La identidad del buscador es adicta al significado. El significado de lo que ocurrió, de lo que ocurre, de lo que ocurrirá… Y en el centro, dándole sentido a todo, el significado de “mí”.
El falso yo necesita significados puesto que no es más que una colección de interpretaciones tejidas alrededor de un núcleo inexistente. Son los ropajes de un fantasma que no es nada sin ellos.

La realidad de ti es que eres insignificante. Es decir, no significas nada. No lo necesitas, todos los significados viven y mueren en ti, en tu existencia plena, completa, perfecta y siempre libre de ellos.
El manto de significados es una mortaja tejida con hilos de pasado y futuro, compuesta de todo lo que es efímero, tratando de dar cuerpo a una identidad igual de pasajera, tan frágil como el manto que parece delimitarla.
Cuando te asumes un ser separado, los significados sirven para fortificar la ilusión de centralidad, de una existencia separada y localizada, de una existencia enfrentada a todas las demás existencias.
Pero los significados no te contienen ni te protegen, no dan sentido a tu existir.
Nada puede hacerlo ya que tu verdadera naturaleza no necesita sentido ni justificaciones. Son los sentidos y justificaciones los que necesitan de ti para existir.
Tu existencia es injustificable, es anterior a cualquier significado y propósito, no habita en el antes ni en el después ni está sujeta a ningún porqué.

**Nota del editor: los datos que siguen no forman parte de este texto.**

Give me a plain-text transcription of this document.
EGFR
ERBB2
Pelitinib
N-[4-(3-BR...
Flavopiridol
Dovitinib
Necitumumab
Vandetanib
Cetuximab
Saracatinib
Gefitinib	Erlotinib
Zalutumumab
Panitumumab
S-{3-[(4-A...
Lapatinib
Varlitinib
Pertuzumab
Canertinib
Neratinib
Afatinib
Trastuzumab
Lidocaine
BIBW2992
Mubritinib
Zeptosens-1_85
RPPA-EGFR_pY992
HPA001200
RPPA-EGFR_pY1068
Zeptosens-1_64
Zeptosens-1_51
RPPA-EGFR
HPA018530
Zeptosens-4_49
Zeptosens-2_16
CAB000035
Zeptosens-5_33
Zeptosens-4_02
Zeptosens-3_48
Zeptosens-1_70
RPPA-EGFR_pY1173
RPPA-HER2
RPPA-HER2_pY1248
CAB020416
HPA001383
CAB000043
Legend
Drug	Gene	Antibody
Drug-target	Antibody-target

La liberación no reside en encontrar un significado definitivo ni una comprensión de ti finalmente completa, sino en liberarte de la tarea imposible de tener que encontrarte en aquello que es añadido y efímero.
La paz que buscas es lo que ya eres, este momento antes de ser constreñido por los ropajes del yo inexistente.
Eres la presencia plena, indefinible e inexplicable que sostiene todo que es. Eres la fuente de la que surgen todas las narraciones y que nunca puede ser limitada por ellas.